Настало время встречать стадо на месте мойки, в излучине реки у Твелвтриз, где была большая отлогая отмель, переходившая в галечный пляж. На другом берегу возвышался крутой обрыв. Здесь дожидались Елизавета и другие девушки, а с ними и хозяин – Пол, который должен был руководить мойкой.
Пол радостно приветствовал кузин и похвалил ветку желтой дымянки, которую Елизавета приколола к прическе. Нужно было соорудить узкую горловину на пути стада, а затем прогнать овец по мелководью, сделав барьер из веток, чтобы не дать им удрать.
– Это идеальное место для мойки, – заметила Елизавета, – можно подумать, что его специально создали для этого.
– Да, так оно и было, – ответил Пол. – Бог ничего не делает зря, кузиночка. Где гирлянды – я слышу приближение стада.
Блеяние овец становилось все громче, и вот огромная отара, подобно сливочной реке, полилась по направлению к обрыву, к воронке, образованной ивовыми плетнями, Специально выбранные для этого люди выстроились двумя цепочками в воде, чтобы овцы прошли между ними, остальные должны были принимать их на противоположной стороне. Зрители подбадривали их криками, а два священника вышли вперед, чтобы благословить отару, и начали распевать молитву об успехе мойки. Овцы дошли до края воды и тут остановились. Старый баран-вожак помешкал на берегу, раздумывая, что менее приятно: собаки или вода. Затем он прыгнул в воду, подняв столб брызг, искрящихся на солнце, а за ним, под одобрительные крики и понукания пастухов, последовала отара.

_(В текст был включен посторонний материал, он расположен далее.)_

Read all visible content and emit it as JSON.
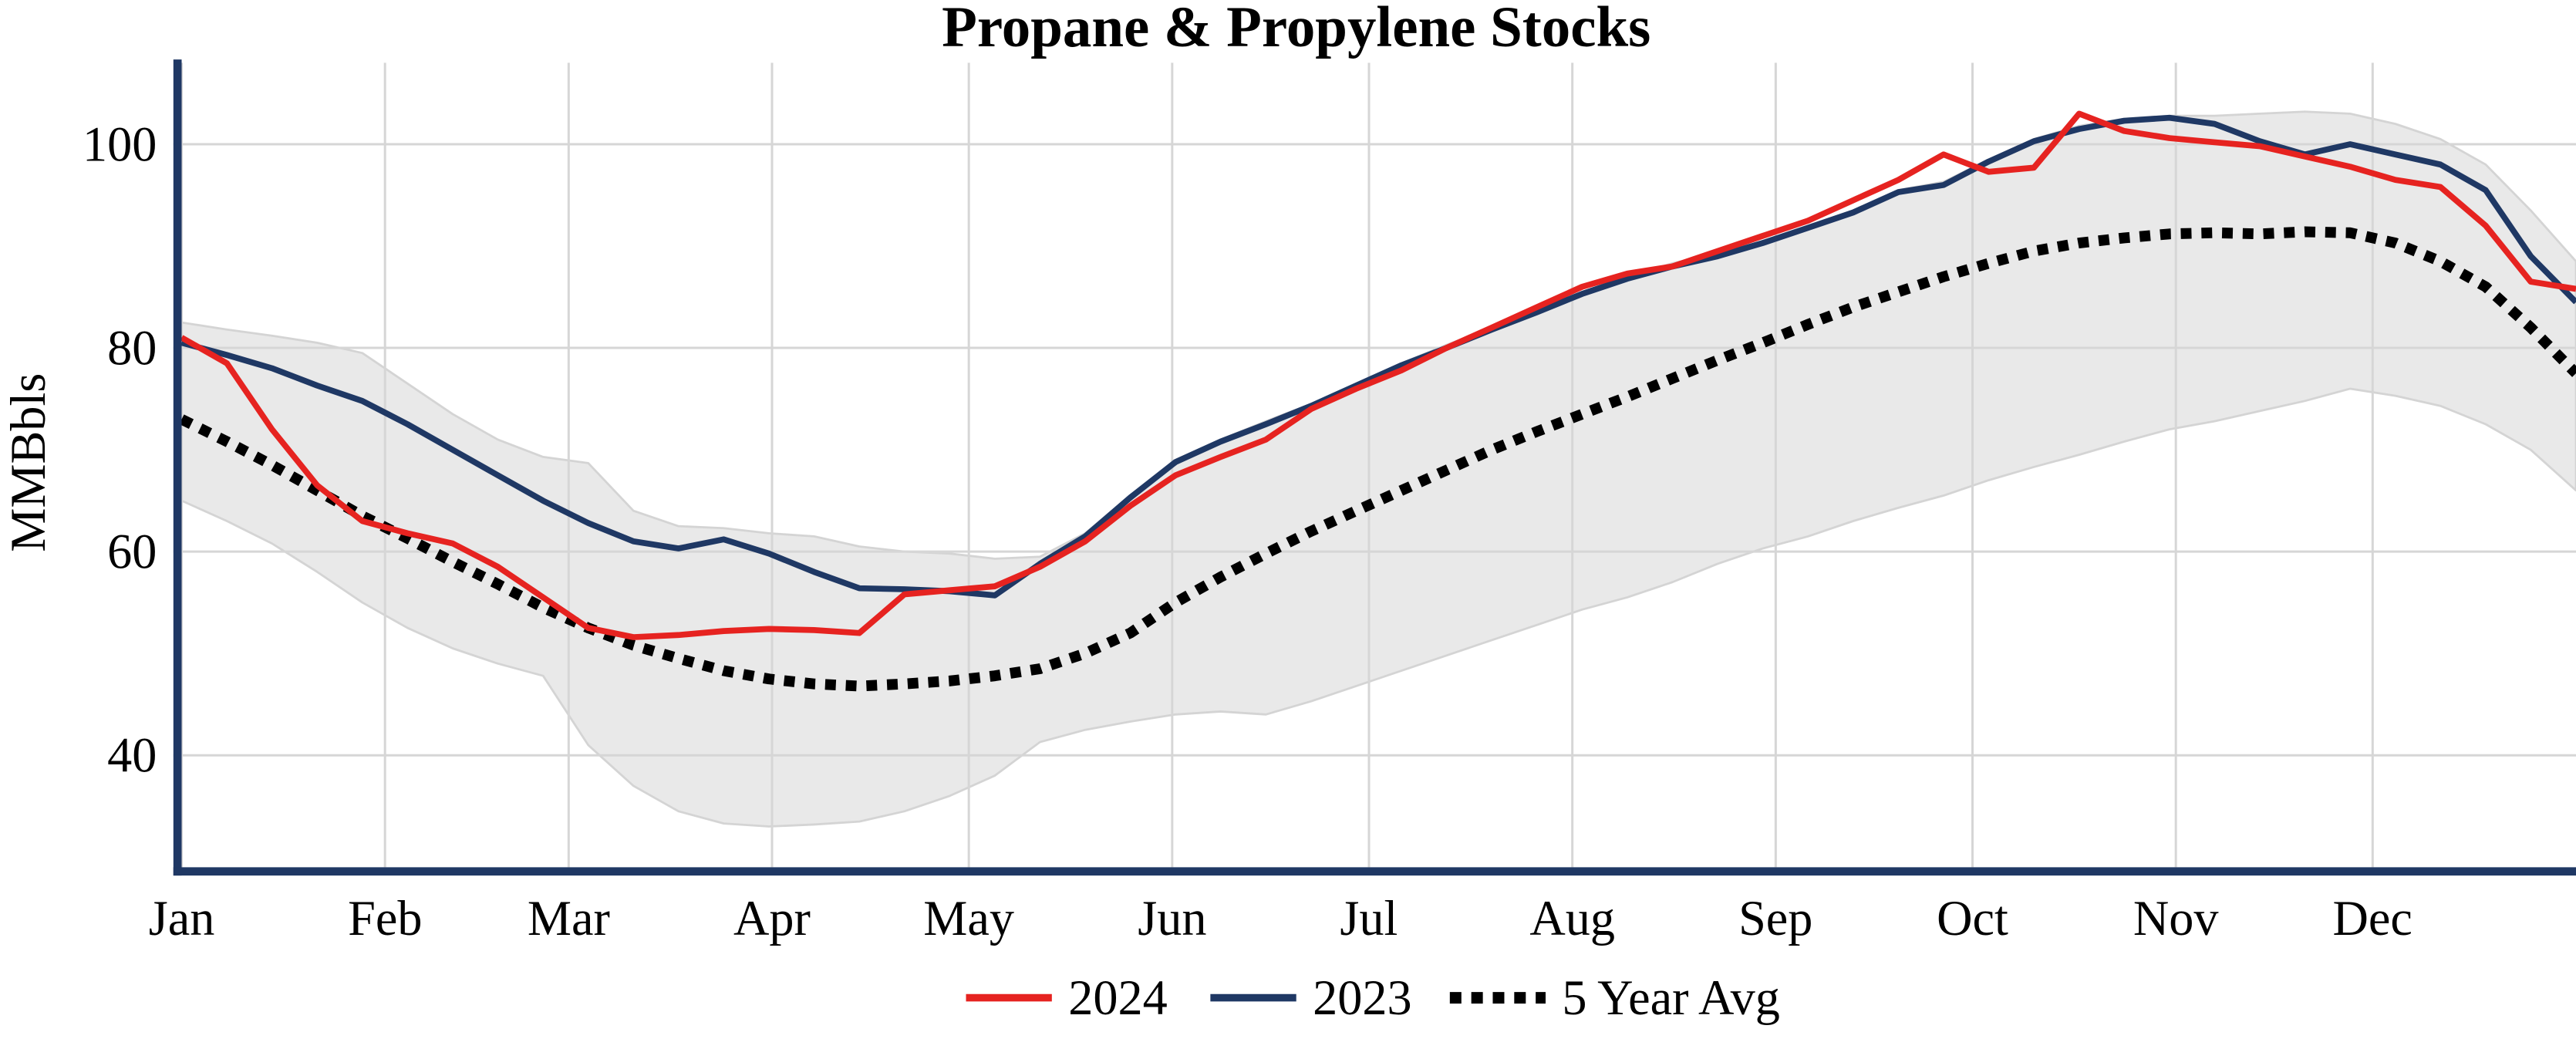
{
  "chart_data": {
    "type": "line",
    "title": "Propane & Propylene Stocks",
    "ylabel": "MMBbls",
    "x_resolution": "weekly",
    "x_tick_labels": [
      "Jan",
      "Feb",
      "Mar",
      "Apr",
      "May",
      "Jun",
      "Jul",
      "Aug",
      "Sep",
      "Oct",
      "Nov",
      "Dec"
    ],
    "month_start_days": [
      0,
      31,
      59,
      90,
      120,
      151,
      181,
      212,
      243,
      273,
      304,
      334
    ],
    "days_in_year": 365,
    "y_ticks": [
      40,
      60,
      80,
      100
    ],
    "ylim": [
      29,
      108
    ],
    "grid": true,
    "legend_position": "bottom",
    "colors": {
      "axis": "#1f3864",
      "grid": "#d6d6d6",
      "text": "#000000",
      "band_fill": "#e9e9e9",
      "band_edge": "#d4d4d4"
    },
    "band": {
      "name": "5-year range (shaded)",
      "upper": [
        82.5,
        81.8,
        81.2,
        80.5,
        79.5,
        76.5,
        73.5,
        71,
        69.3,
        68.7,
        64,
        62.5,
        62.3,
        61.8,
        61.5,
        60.5,
        60,
        59.8,
        59.3,
        59.5,
        61.8,
        65.5,
        69,
        71,
        72.8,
        74.5,
        76.5,
        78.5,
        80.3,
        82,
        83.8,
        85.5,
        87,
        88.3,
        89.3,
        90.5,
        92,
        93.5,
        95.5,
        96.3,
        98.5,
        100.5,
        101.8,
        102.5,
        102.8,
        102.8,
        103,
        103.2,
        103,
        102,
        100.5,
        98,
        93.5,
        88.5
      ],
      "lower": [
        65,
        63,
        60.8,
        58,
        55,
        52.5,
        50.5,
        49,
        47.8,
        41,
        37,
        34.5,
        33.3,
        33,
        33.2,
        33.5,
        34.5,
        36,
        38,
        41.3,
        42.5,
        43.3,
        44,
        44.3,
        44,
        45.3,
        46.8,
        48.3,
        49.8,
        51.3,
        52.8,
        54.3,
        55.5,
        57,
        58.8,
        60.3,
        61.5,
        63,
        64.3,
        65.5,
        67,
        68.3,
        69.5,
        70.8,
        72,
        72.8,
        73.8,
        74.8,
        76,
        75.3,
        74.3,
        72.5,
        70,
        66
      ]
    },
    "series": [
      {
        "name": "2024",
        "color": "#e62320",
        "style": "solid",
        "values": [
          81,
          78.5,
          72,
          66.5,
          63,
          61.8,
          60.8,
          58.5,
          55.5,
          52.5,
          51.6,
          51.8,
          52.2,
          52.4,
          52.3,
          52,
          55.8,
          56.2,
          56.6,
          58.5,
          61,
          64.5,
          67.5,
          69.3,
          71,
          74,
          76,
          77.8,
          80,
          82,
          84,
          86,
          87.3,
          88,
          89.5,
          91,
          92.5,
          94.5,
          96.5,
          99,
          97.3,
          97.7,
          103,
          101.3,
          100.6,
          100.2,
          99.8,
          98.8,
          97.8,
          96.5,
          95.8,
          92,
          86.5,
          85.8
        ]
      },
      {
        "name": "2023",
        "color": "#1f3864",
        "style": "solid",
        "values": [
          80.5,
          79.3,
          78,
          76.3,
          74.8,
          72.5,
          70,
          67.5,
          65,
          62.8,
          61,
          60.3,
          61.2,
          59.8,
          58,
          56.4,
          56.3,
          56.1,
          55.7,
          58.8,
          61.5,
          65.3,
          68.8,
          70.8,
          72.5,
          74.3,
          76.3,
          78.3,
          80,
          81.8,
          83.5,
          85.3,
          86.8,
          88,
          89,
          90.3,
          91.8,
          93.3,
          95.3,
          96,
          98.3,
          100.3,
          101.5,
          102.3,
          102.6,
          102,
          100.3,
          99,
          100,
          99,
          98,
          95.5,
          89,
          84.5
        ]
      },
      {
        "name": "5 Year Avg",
        "color": "#000000",
        "style": "dotted",
        "values": [
          73,
          70.8,
          68.5,
          66,
          63.5,
          61.3,
          59,
          56.8,
          54.5,
          52.5,
          50.8,
          49.5,
          48.3,
          47.5,
          47,
          46.8,
          47,
          47.3,
          47.8,
          48.5,
          50,
          52,
          55,
          57.5,
          59.8,
          62,
          64,
          66,
          68,
          70,
          71.8,
          73.5,
          75.2,
          77,
          78.8,
          80.5,
          82.3,
          84,
          85.5,
          87,
          88.3,
          89.5,
          90.3,
          90.8,
          91.2,
          91.3,
          91.2,
          91.4,
          91.3,
          90.3,
          88.5,
          86,
          82,
          77.5
        ]
      }
    ]
  }
}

Овцы переплыли реку, направляемые мойщиками, и начали выбираться на пляж. На другой стороне пастухи схватили позвякивающего колокольчиками вожака, и тут вперед выступили девушки. Элеонора встала перед ним на колени и увенчала его витые желтые рога изящной гирляндой из желтых и белых цветов, перевитых голубыми лентами. Застегнув ее на вожаке, она наклонилась и поцеловала его в нос. Елизавета с тревогой наблюдала за ней – хотя барана крепко держали пастухи, у него были длинные желтые зубы и дурной нрав. Она бы не рискнула совершить такой подвиг.

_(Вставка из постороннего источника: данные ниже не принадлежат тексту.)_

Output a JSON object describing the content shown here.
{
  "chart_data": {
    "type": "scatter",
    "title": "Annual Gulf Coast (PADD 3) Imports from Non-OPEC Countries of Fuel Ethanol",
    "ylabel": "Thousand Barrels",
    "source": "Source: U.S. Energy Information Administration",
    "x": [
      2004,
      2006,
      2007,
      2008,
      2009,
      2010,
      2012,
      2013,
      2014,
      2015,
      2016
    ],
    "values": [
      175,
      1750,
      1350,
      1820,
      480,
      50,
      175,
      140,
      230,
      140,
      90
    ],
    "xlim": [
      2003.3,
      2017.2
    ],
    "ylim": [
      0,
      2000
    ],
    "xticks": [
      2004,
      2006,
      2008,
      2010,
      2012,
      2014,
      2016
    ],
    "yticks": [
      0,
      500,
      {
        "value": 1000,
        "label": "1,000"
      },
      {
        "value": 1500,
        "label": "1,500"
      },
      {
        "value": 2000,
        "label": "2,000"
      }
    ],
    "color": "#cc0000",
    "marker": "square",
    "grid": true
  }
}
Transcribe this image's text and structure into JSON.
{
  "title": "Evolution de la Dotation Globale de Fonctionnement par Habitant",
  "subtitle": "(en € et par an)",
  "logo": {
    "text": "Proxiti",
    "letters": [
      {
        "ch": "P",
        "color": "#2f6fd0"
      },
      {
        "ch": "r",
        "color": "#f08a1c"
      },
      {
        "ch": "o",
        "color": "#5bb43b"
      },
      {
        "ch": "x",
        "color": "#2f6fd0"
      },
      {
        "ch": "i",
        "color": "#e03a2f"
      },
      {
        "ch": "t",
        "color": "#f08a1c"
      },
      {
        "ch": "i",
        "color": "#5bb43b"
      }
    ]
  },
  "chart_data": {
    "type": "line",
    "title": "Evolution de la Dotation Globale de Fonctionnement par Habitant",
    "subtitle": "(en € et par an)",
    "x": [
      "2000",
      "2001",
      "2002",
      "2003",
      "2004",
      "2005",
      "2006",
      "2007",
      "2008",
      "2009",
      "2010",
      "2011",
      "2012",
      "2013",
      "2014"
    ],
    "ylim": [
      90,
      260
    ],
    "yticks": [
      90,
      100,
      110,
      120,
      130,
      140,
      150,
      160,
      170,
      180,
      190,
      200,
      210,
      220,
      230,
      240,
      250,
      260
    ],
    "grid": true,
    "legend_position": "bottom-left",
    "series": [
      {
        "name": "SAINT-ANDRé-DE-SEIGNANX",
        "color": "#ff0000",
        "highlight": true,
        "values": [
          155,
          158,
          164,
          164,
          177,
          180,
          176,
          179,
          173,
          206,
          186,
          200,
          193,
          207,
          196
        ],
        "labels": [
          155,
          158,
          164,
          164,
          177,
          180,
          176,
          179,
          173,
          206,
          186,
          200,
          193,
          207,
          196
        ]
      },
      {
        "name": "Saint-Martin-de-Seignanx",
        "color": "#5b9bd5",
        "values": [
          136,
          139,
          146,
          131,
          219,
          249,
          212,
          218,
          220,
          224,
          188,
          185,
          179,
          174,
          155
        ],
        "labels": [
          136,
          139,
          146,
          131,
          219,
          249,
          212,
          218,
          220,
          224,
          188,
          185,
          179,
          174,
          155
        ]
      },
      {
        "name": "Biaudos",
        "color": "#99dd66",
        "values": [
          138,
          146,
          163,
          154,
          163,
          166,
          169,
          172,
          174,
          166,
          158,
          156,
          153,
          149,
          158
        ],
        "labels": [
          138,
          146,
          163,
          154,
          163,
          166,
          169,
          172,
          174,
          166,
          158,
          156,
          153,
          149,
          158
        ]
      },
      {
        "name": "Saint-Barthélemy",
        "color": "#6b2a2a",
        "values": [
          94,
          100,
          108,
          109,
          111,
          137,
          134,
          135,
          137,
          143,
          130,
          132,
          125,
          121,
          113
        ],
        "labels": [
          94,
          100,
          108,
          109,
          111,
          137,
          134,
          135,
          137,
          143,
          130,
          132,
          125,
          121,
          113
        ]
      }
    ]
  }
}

Однако баран воспринял это вполне хладнокровно и, освобожденный, сделал несколько шагов вперед, гордо неся увенчанную цветами поднятую голову. Теперь Элеонора надела ему второй венок на шею. Елизавета за руку оттащила ее с пути вожака, которого пастухи вели к стригальне, где овец дожидались важные стригали со сверкающими заточенными ножницами.